I told the doc that the past week to ten days has been a lot worse, leading up to the anniversary of the accident yesterday. He said he could tell I wasn't well the minute he saw me in the waiting room. I was quite tearful throughout the appointment, but then at the end I broke down in floods of tears. He was obviously very concerned, and looked like he was feeling pretty helpless.
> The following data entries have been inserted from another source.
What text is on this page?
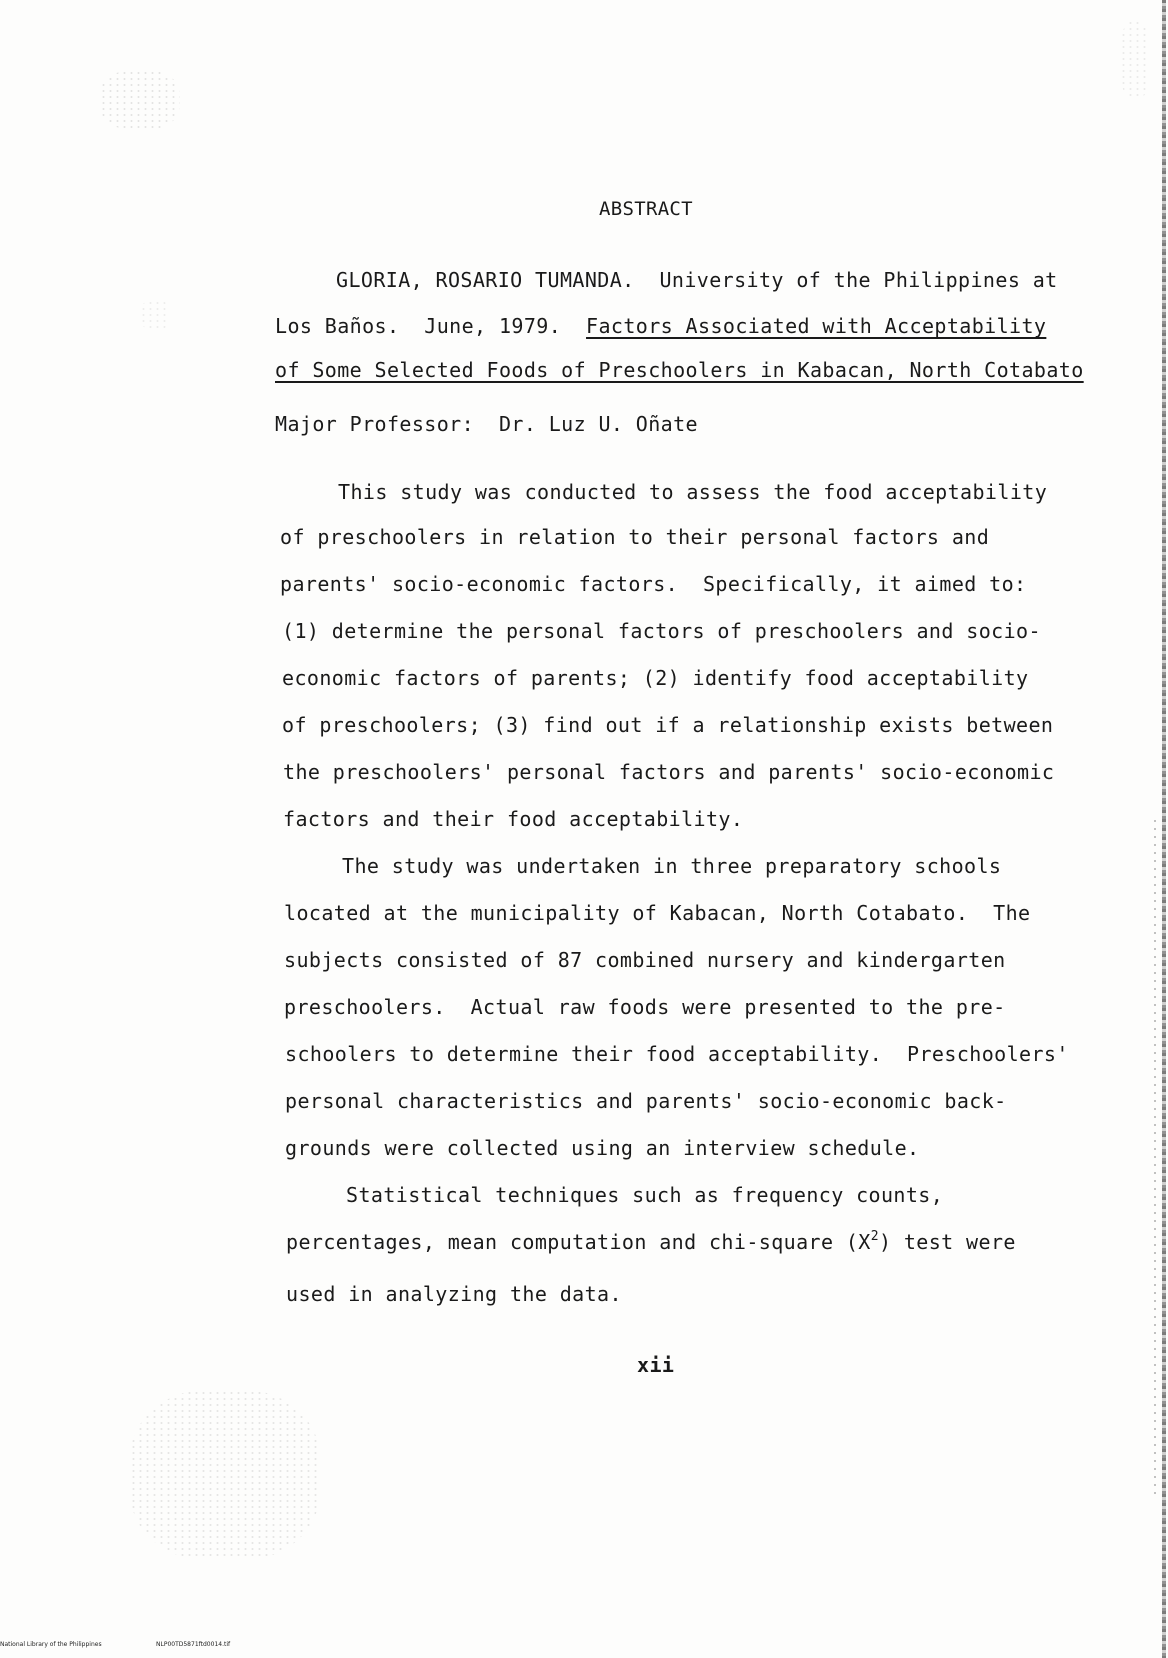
ABSTRACT
GLORIA, ROSARIO TUMANDA.  University of the Philippines at
Los Baños.  June, 1979.  Factors Associated with Acceptability
of Some Selected Foods of Preschoolers in Kabacan, North Cotabato
Major Professor:  Dr. Luz U. Oñate
This study was conducted to assess the food acceptability
of preschoolers in relation to their personal factors and
parents' socio-economic factors.  Specifically, it aimed to:
(1) determine the personal factors of preschoolers and socio-
economic factors of parents; (2) identify food acceptability
of preschoolers; (3) find out if a relationship exists between
the preschoolers' personal factors and parents' socio-economic
factors and their food acceptability.
The study was undertaken in three preparatory schools
located at the municipality of Kabacan, North Cotabato.  The
subjects consisted of 87 combined nursery and kindergarten
preschoolers.  Actual raw foods were presented to the pre-
schoolers to determine their food acceptability.  Preschoolers'
personal characteristics and parents' socio-economic back-
grounds were collected using an interview schedule.
Statistical techniques such as frequency counts,
percentages, mean computation and chi-square $(X^2)$ test were
used in analyzing the data.
xii
National Library of the Philippines	NLP00TD5871ftd0014.tif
I told him I'm scared that the Lofepramine doesn't seem to be working, yet, and what do we do if it doesn't. The thought of going through the whole running-down-the-old-meds-then-building-up-the-new process again is overwhelming. He didn't really seem to have an answer, but did say that we'd probably add to the Lofepramine rather than replace it, but he'd have to talk to the shrink about it.
He told me to go ahead and increase the Lofepramine dose - to the maximum allowed. I asked how long it could take to work and he said another two to four weeks. I guess that's why he then signed me off till the end of May. It totally floored me at the time, though, and scared me too - that I'm that ill. Since he's usually quite conservative with his sick notes, I'm guessing it means he thinks I'll be at the far end of the time estimate, if it works at all.
I'm also imagining (perhaps wrongly) that the 'additions' he mentioned are likely to be antipsychotics. That thought terrifies me even more. The only reason I'm thinking it though, is that I know it often happens in severe cases of chronic pain.
Coming home after the appointment, I was very conscious of my silly mistake earlier, and the fact that I was driving on had a double dose of morphine. I didn't feel impaired setting off, but you never know. At one roundabout, halfway home, I suddenly completely blanked on who had right of way and which way the traffic should be flowing. Luckily I got it right, but over the rest of the trip I got more and more panicky about being on the road. Suddenly everyone was driving too fast and too silly.
By the time I got home, the pain was building (not least from the stress) and it got worse and worse from then on.
My back was awful and so was my shoulder. I knew I needed to eat something, but all I could manage was a bagel (the same as lunch); even so, I spent several hours afterwards feeling very very sick. I just have no appetite at the moment.
I tried getting the chins out - I needed the cuddles! - but it was just too painful. So here I am, in bed. The morphine has finally kicked in, but I know I'll need more to get any sleep. And then it all begins again tomorrow.